Un simbolo che blocca il futuro
Nonostante ciò, la sua immagine rimane un punto di riferimento per chi, nella società palestinese, non trova alternative credibili. All’interno di Fatah, Barghouti incarna la corrente più dura e ostile al presidente Mahmoud Abbas; per Hamas, rappresenta un’icona utile, un simbolo da agitare contro l’Autorità Palestinese. Anche l’Occidente, spesso incline a romanticizzare la causa palestinese, lo ha trasformato in una sorta di «Mandela arabo», ignorando però che Mandela non ordinò mai attentati contro civili.

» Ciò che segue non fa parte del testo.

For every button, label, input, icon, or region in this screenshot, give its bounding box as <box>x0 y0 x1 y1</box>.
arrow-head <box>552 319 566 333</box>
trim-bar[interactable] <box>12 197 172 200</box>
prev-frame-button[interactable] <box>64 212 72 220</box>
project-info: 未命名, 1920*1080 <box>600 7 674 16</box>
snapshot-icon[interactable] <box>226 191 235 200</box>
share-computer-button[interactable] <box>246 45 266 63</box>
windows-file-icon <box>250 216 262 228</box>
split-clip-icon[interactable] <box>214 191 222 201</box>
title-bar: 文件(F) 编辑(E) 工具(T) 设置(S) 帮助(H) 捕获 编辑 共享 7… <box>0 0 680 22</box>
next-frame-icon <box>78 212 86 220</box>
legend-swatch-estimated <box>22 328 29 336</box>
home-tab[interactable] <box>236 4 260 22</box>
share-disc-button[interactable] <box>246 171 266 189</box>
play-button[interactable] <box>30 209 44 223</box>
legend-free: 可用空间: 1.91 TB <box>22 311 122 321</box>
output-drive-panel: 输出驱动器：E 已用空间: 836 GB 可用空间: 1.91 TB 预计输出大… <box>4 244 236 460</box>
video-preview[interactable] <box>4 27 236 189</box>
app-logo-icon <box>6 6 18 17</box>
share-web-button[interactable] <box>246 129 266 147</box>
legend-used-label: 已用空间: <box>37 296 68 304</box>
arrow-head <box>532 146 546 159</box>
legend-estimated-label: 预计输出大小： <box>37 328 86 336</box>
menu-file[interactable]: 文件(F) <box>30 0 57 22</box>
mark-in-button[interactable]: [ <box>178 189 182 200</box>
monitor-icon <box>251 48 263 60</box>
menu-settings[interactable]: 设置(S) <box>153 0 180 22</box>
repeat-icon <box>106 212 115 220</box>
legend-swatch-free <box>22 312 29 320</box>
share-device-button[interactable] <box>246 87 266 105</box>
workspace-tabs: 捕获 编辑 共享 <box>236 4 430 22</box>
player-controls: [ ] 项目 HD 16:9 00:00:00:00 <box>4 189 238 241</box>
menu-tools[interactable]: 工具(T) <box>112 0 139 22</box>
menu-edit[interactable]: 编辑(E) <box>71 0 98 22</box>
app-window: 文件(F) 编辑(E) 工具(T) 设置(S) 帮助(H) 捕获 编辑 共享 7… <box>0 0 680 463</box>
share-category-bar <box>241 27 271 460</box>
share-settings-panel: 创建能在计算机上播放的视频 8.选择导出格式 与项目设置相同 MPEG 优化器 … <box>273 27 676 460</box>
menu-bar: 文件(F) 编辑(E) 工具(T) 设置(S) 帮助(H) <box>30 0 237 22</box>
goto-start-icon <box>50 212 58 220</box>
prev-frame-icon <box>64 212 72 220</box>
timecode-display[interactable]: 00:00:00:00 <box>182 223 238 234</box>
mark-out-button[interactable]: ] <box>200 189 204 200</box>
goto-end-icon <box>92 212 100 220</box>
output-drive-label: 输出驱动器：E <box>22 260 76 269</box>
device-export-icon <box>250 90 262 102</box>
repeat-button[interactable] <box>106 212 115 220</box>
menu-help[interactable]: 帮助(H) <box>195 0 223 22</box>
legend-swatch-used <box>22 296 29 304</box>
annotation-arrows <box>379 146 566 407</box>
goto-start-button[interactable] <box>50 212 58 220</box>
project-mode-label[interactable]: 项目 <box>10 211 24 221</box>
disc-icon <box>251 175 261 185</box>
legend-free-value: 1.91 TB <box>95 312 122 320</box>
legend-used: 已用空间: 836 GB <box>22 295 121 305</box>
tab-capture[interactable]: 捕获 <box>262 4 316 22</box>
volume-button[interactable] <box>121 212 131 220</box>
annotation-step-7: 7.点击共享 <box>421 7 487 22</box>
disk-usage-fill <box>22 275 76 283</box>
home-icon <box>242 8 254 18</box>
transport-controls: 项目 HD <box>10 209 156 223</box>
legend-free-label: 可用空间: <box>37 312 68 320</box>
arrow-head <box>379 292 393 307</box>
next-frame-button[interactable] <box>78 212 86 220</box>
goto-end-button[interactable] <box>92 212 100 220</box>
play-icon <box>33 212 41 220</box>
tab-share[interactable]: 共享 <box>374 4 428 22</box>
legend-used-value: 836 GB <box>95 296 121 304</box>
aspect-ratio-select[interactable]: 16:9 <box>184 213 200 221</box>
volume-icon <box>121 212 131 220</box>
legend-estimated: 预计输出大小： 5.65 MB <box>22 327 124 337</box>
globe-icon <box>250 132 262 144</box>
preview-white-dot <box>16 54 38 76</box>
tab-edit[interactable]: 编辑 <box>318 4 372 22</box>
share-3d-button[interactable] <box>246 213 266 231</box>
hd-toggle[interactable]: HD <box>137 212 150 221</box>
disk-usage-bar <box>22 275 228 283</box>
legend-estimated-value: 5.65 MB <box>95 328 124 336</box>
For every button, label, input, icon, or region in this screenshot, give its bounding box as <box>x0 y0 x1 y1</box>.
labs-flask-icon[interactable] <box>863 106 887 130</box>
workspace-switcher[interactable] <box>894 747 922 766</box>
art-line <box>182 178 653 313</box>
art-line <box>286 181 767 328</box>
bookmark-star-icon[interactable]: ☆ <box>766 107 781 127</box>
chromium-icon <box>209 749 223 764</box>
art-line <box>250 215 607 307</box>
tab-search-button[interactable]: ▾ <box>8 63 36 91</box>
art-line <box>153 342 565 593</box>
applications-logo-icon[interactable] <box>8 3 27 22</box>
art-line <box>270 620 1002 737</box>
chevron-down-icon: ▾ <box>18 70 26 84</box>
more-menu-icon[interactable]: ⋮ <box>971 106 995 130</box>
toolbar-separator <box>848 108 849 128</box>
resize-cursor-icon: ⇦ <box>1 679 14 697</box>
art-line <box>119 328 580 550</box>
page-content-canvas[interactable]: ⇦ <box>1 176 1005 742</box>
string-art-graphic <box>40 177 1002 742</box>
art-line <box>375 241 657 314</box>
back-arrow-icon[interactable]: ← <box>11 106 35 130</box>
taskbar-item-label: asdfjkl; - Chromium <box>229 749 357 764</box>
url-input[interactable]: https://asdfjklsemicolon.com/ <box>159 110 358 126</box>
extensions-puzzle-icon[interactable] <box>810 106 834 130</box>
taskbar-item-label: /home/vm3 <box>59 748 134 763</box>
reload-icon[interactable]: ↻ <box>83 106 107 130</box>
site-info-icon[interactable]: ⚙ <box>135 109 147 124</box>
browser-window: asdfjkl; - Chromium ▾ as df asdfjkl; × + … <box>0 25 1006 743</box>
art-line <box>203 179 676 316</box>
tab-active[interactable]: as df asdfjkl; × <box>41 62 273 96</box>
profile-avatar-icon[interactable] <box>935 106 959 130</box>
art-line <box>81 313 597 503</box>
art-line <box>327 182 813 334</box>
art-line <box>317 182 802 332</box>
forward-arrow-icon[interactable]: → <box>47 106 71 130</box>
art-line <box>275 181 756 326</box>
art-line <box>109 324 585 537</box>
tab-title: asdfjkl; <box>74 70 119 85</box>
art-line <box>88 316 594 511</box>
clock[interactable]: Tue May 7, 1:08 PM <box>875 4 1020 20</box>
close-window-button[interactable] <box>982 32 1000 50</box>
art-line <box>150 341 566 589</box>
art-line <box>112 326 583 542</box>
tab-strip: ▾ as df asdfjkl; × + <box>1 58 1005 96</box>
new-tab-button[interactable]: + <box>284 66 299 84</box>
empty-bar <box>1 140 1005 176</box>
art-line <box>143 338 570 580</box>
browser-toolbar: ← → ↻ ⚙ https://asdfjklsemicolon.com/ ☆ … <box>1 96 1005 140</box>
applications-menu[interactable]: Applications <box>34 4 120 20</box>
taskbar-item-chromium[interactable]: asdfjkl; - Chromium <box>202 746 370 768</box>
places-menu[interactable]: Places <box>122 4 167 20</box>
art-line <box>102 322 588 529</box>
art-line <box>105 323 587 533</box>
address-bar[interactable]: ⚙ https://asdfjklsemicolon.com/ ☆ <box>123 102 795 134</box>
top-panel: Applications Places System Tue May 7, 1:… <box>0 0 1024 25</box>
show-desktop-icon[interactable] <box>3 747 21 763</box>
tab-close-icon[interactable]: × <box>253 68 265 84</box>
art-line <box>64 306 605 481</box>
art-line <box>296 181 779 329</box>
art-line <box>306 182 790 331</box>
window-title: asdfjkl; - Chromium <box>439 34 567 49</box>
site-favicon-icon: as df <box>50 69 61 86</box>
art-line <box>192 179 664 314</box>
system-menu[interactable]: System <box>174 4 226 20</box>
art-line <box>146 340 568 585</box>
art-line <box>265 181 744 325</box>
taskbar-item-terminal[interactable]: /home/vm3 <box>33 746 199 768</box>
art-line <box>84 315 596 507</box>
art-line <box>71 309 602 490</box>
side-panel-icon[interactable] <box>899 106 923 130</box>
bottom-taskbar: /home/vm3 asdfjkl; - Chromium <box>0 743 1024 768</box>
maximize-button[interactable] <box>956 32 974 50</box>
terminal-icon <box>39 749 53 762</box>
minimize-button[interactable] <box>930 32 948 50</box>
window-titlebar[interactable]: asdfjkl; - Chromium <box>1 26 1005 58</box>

Barghouti non ha mai mostrato segni di autocritica né proposto un vero progetto politico. I suoi messaggi dal carcere ripetono gli stessi slogan di sempre, accusando Israele di «apartheid» e invocando la «resistenza fino alla vittoria». Nessuna parola di riconciliazione, nessuna visione di convivenza. Un leader autentico sa trasformare la sconfitta in futuro, educare alla speranza. Barghouti, invece, rimane prigioniero del suo stesso mito: un simbolo statico, utile a colmare un vuoto ma incapace di generare una prospettiva. Finché la sua immagine continuerà a sostituire la politica, la Palestina resterà prigioniera non solo dell’occupazione israeliana, ma anche delle proprie illusioni.